The project focuses on establishing new and comprehensive knowledge on behavior of lake dwelling fish and the impact of human activities, which can eventually enhance management of freshwater fish populations.

The study is based on an acoustic telemetry system, which facilitates fine scale 3D positioning of fish several times a minute with sub meter accuracy. The system has been deployed in a small lake for five consecutive years and has generated data sets on pike, perch and roach behavior with unprecedented details, e.g. activity levels and habitat choice on a diel and seasonal basis coupled to environmental factors such as establishment and break of thermoclines. For instance, studies on pike winter behavior during ice cover have generated new insights and added to the increased consciousness of the importance of year-round knowledge on lake ecology processes.

The remote sensed monitoring of the tagged fish without presence of personnel has allowed for comparison of fish behavior in situations with and without human disturbances, e.g. fishery-related activities. This way a distinct and instantaneous impact of boating on fish behavior has been revealed and the impact of catch and release angling has been addressed.

Finally, the system has facilitated studies extending laboratory findings to behavior in the field. For instance, findings of physiological (metabolic rates) and behavioral properties of individual fish in the lab have been linked with behavior of the same individuals in nature by subsequent tagging and release in the lake.

Several issues have been studied concurrently the last years and will be continued: A principal focus area has been striving to establish which factors impact and confine natural pike populations. The majority of larger pike in the study lake have been followed for more than three years, which has provided a detailed picture of pike behavior and individual variation. The interactions between pike size groups and whether the behavior of smaller pike is controlled by larger individuals has been studied and has revealed differences in both activity patterns and habitat choice ruled by the largest pike, as well as uncovered extensive cannibalism among large individuals.

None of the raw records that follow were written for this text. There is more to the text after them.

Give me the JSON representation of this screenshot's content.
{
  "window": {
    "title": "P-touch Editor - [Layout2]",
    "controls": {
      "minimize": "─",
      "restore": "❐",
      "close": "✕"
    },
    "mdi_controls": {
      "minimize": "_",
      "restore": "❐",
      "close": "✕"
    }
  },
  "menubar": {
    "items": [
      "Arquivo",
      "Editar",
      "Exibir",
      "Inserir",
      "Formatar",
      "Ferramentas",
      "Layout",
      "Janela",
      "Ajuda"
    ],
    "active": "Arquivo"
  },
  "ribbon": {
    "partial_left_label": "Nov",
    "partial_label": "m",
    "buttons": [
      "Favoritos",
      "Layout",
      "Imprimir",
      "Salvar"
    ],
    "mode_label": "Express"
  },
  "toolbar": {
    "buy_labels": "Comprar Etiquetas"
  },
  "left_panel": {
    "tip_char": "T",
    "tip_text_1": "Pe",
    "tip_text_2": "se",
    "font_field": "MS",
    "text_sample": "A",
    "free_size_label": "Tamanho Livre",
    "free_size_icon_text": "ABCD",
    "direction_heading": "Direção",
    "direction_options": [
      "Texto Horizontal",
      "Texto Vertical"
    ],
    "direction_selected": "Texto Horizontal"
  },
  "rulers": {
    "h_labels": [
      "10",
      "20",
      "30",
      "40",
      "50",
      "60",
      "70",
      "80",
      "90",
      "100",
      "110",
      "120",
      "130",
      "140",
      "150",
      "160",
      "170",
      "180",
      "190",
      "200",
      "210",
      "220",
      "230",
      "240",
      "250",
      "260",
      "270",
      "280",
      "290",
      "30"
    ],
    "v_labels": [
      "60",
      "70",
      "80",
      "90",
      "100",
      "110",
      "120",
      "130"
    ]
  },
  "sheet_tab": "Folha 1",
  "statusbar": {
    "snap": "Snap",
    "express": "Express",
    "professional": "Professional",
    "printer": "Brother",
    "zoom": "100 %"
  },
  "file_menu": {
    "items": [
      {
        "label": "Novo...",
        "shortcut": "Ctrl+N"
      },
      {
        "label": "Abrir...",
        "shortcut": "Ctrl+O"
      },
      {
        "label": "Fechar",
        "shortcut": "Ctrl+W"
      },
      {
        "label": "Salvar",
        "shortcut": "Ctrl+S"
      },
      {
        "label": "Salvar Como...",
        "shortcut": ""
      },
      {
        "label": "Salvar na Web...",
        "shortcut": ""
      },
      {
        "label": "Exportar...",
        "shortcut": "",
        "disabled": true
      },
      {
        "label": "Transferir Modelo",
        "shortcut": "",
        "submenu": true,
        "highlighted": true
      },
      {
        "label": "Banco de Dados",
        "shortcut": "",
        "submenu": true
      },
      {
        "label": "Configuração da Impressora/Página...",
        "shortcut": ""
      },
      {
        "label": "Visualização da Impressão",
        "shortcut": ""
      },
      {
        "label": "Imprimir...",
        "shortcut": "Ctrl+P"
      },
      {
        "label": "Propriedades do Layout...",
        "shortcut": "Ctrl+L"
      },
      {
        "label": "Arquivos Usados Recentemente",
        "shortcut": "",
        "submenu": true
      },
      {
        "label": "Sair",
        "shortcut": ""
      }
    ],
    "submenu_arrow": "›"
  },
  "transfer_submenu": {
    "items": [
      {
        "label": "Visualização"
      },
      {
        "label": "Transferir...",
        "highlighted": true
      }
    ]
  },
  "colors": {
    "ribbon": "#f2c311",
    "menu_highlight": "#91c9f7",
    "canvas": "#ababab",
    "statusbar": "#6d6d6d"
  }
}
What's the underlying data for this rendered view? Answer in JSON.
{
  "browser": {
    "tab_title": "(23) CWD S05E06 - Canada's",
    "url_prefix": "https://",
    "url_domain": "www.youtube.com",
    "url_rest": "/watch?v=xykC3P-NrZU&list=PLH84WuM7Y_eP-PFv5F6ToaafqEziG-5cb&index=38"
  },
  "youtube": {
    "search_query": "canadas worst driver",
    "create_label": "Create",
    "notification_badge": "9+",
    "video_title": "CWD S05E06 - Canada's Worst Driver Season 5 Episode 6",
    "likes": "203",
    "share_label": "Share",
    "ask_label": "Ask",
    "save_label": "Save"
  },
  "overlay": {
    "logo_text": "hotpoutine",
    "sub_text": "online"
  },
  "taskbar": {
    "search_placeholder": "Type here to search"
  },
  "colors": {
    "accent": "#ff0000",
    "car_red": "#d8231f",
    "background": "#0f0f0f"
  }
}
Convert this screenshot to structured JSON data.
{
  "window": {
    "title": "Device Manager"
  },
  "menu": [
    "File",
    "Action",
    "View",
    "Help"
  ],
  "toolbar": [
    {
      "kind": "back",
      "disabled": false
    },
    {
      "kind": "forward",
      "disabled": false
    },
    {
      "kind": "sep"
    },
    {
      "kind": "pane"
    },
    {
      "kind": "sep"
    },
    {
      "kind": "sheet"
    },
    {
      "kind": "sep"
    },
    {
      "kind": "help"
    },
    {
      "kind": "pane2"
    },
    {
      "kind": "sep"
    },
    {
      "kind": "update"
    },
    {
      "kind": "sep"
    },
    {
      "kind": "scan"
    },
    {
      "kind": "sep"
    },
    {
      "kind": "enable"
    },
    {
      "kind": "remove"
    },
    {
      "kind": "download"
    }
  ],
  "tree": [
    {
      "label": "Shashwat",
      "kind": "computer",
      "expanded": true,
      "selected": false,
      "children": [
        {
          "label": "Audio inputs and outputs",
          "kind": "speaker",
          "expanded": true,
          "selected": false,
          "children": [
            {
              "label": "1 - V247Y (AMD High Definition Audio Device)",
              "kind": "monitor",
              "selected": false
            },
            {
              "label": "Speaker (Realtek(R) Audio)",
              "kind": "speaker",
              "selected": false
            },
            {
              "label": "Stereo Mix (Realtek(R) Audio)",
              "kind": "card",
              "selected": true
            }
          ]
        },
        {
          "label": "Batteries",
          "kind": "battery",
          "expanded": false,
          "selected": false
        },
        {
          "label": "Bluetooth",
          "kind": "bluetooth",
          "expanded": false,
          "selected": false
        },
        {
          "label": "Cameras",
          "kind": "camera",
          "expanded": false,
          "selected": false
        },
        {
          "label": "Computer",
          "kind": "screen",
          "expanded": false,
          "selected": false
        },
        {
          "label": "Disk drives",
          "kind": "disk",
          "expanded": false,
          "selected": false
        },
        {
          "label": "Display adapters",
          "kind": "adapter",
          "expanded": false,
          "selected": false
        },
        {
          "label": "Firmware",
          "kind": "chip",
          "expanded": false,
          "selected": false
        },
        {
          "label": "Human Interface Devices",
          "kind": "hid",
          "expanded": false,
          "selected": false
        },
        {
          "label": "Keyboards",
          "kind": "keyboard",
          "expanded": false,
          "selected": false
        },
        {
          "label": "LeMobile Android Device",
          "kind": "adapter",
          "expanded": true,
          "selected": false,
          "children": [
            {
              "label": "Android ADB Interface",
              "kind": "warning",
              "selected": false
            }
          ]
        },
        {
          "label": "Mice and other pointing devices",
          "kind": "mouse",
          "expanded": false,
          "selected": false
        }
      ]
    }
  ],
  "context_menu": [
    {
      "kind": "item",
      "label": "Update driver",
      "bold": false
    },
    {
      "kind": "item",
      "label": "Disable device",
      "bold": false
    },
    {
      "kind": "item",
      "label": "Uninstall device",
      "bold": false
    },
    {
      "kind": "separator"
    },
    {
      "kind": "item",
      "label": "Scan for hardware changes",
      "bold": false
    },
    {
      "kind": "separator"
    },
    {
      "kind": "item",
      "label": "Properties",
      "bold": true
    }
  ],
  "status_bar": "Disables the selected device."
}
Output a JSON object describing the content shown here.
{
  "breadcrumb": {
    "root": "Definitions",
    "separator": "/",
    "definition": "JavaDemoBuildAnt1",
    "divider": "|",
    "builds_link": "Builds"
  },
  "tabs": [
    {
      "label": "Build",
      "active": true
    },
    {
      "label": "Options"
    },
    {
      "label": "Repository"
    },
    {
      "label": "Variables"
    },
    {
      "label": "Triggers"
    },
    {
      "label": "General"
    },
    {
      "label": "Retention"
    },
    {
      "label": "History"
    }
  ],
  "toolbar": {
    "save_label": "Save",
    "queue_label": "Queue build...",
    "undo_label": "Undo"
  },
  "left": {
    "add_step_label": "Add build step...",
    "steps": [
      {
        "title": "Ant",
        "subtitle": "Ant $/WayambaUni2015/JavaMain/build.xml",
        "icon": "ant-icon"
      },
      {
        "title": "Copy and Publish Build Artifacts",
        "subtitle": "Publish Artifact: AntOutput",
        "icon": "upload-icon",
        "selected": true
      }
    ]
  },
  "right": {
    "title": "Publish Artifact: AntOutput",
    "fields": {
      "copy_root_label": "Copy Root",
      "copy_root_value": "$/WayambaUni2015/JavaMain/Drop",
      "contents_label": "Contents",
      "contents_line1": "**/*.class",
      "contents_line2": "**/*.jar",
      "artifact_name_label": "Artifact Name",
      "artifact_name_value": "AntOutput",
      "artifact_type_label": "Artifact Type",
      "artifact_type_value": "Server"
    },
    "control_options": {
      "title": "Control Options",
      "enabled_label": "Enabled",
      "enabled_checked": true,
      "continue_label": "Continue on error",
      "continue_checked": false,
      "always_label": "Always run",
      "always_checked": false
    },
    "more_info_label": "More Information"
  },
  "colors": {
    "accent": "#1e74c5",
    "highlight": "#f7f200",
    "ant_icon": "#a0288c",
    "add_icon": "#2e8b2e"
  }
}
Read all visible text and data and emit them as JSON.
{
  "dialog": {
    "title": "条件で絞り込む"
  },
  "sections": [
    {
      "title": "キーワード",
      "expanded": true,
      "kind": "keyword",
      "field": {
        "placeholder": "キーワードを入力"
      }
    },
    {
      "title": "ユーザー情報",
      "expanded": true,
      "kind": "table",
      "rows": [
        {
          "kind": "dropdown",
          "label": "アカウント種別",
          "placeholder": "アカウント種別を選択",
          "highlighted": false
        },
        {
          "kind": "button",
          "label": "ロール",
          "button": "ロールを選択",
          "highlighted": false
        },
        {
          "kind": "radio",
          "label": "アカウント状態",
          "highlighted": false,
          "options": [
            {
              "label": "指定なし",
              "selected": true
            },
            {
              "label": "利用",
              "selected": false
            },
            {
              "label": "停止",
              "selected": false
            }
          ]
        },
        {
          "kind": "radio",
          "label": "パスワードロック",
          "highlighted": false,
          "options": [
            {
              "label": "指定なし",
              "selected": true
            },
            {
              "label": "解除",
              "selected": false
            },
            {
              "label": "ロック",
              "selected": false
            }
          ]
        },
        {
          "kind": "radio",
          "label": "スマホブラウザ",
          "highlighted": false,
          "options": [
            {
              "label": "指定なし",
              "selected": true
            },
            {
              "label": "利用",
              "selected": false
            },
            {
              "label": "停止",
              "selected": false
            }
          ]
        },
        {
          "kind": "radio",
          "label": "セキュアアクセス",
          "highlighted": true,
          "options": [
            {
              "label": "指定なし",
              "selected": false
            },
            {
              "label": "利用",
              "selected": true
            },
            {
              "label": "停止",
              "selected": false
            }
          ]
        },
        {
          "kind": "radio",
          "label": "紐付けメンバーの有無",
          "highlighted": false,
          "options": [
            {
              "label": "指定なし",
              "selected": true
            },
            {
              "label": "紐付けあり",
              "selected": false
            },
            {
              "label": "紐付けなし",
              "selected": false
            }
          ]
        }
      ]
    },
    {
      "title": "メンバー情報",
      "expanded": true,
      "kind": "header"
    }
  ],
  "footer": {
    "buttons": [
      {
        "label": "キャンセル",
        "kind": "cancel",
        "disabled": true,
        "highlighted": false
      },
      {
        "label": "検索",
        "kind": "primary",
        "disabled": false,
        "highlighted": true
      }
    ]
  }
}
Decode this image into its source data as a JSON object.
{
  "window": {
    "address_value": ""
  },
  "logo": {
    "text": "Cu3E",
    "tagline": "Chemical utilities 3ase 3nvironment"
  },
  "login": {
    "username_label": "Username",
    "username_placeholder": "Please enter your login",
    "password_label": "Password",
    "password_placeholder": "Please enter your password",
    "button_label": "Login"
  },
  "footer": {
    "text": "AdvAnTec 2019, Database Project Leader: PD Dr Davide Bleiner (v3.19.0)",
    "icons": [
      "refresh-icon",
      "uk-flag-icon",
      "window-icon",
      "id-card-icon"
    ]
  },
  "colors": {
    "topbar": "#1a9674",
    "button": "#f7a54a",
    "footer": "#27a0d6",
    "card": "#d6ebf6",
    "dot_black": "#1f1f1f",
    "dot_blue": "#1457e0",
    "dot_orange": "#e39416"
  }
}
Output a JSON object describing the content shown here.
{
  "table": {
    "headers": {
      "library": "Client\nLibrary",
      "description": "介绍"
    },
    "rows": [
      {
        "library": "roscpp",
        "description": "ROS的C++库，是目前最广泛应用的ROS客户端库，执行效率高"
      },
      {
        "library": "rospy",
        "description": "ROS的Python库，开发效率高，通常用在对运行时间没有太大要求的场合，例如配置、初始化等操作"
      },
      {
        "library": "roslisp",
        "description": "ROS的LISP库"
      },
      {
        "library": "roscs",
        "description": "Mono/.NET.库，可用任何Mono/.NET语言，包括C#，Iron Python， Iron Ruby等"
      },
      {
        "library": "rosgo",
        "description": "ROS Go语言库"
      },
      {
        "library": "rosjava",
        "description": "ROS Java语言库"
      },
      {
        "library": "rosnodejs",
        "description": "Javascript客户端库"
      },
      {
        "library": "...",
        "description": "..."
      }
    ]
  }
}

Pike exploitation of various spawning habitats has been assessed and a genetic analysis of pike individuals and pike eggs will be explored, possibly facilitating assessment of the individual contribution to the population and thus enabling a cross-discipline approach to explore how behavior and reproductive fitness is related.

The studies on winter biology are not only covering pike, but are incorporating the entire fish community adding further insights to the limited overall knowledge on winter lake ecology. Further, while simultaneous tracking several species the system allows for studies of predator-prey and species interactions, shoaling etc. in a natural system.

The project was coordinated by DTU Aqua.